There is one bright light amidst the darkness of our current political nightmare; many of us have begun to think more critically about both our complicity in the state of the world and our individual and collective power to affect change.
You may not see it day-to-day on the judicial, legislative, and—most of all—executive levels, but within communities, we’ve started to see that righteous indignation spark meaningful discourse on a massive scale.
Although business schools are in a unique position to train people to help harness and magnify the potency of their communities, the reality is that many MBAs don’t. Who can blame them? Those degrees don’t come cheap; when it comes to median salaries, the sad truth is that activism pales in comparison to consulting.
Sticker shock aside, there’s a deeper issue about the nature of business school that HBS Guru Sanford Kreisberg identifies when it comes to why few MBAs are equipped to affect change: “Business schools teach you how to get along, not how to change things; how to fit in, and not how to stand out.”
So, how can MBAs with a yearning to change the system from the inside out actually put their degrees to use when business school seems designed to do just the opposite?
For starters, there are some worthwhile programs that cater to MBAs who want to work in policy.

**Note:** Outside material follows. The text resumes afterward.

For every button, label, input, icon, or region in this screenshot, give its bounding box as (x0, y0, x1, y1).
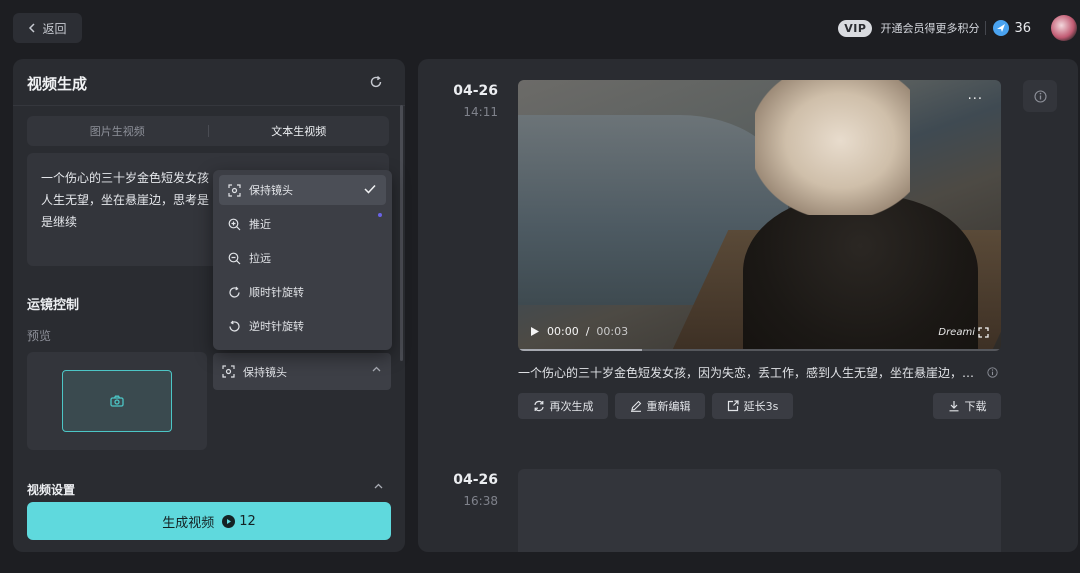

One prime example is the three-year joint MBA/MPP degree, born of a partnership between Harvard Business School and the Kennedy School of Government.
Its mission is “to develop leader who will assume positions of influence spanning business, government, and nonprofit organizations, through which they will contribute significantly to the well-being of society.”
Georgetown University’s McDonough School of Business and McCourt School of Public Policy offer a three-year MBA/MPP degree, with students profiting from the university’s close links with government organizations in Washington DC.
Karen Marks of North Star Admissions takes a slightly more optimistic stance on the efficacy of MBAs in the ‘House of Cards’ political era: “American business schools teach students to think fluidly and empathetically. They also teach students to function under ambiguous circumstances, and to leverage key interpersonal skills like diplomacy and negotiations,” she says.
Break Into Tech’s Jeremy Schifeling points out how “MBAs are [successful] case study examples of how to build policy power through your own constituency—not politicians.”
The key? According to Jeremy, it’s all about attracting and retaining happy customers—a lot of them. “Airbnb and Uber were both able to influence local policy without aligning with a single party or political player; but instead, by building a massive base of satisfied customers they could rally to their cause,” he says.
Journalist Emma Dumain, who covers the South Carolina Congressional delegation and state news from Capitol Hill and Washington, DC for McClatchy, draws distinct parallels between government and the politics of business in terms of their “weird cliques, social codes and set of professional standards.”
Working in corporate America, particularly for MBAs with sizable social justice streaks, can often be a gruesome affair—one where ethics and profits are antithetical propositions. The same certainly goes for Capitol Hill where “it can be demoralizing to work for a boss whose value system doesn't always align with yours [and] agonizing to work on a bill that may never become law.”
Emma offers advice to idealistic MBAs who hope to work in government and policy:
“If you care about the work, accept that there will be frustrations and decide whether they outweigh the rewards. A political aide to a member of Congress told me once you'll never work for a lawmaker whose positions you agree with all the time.
“The trick is to find at least a few things that mean as much to you as they do to him or her, and cling to those. That will help you keep your sense of self when it doesn't always seem easy to do so.”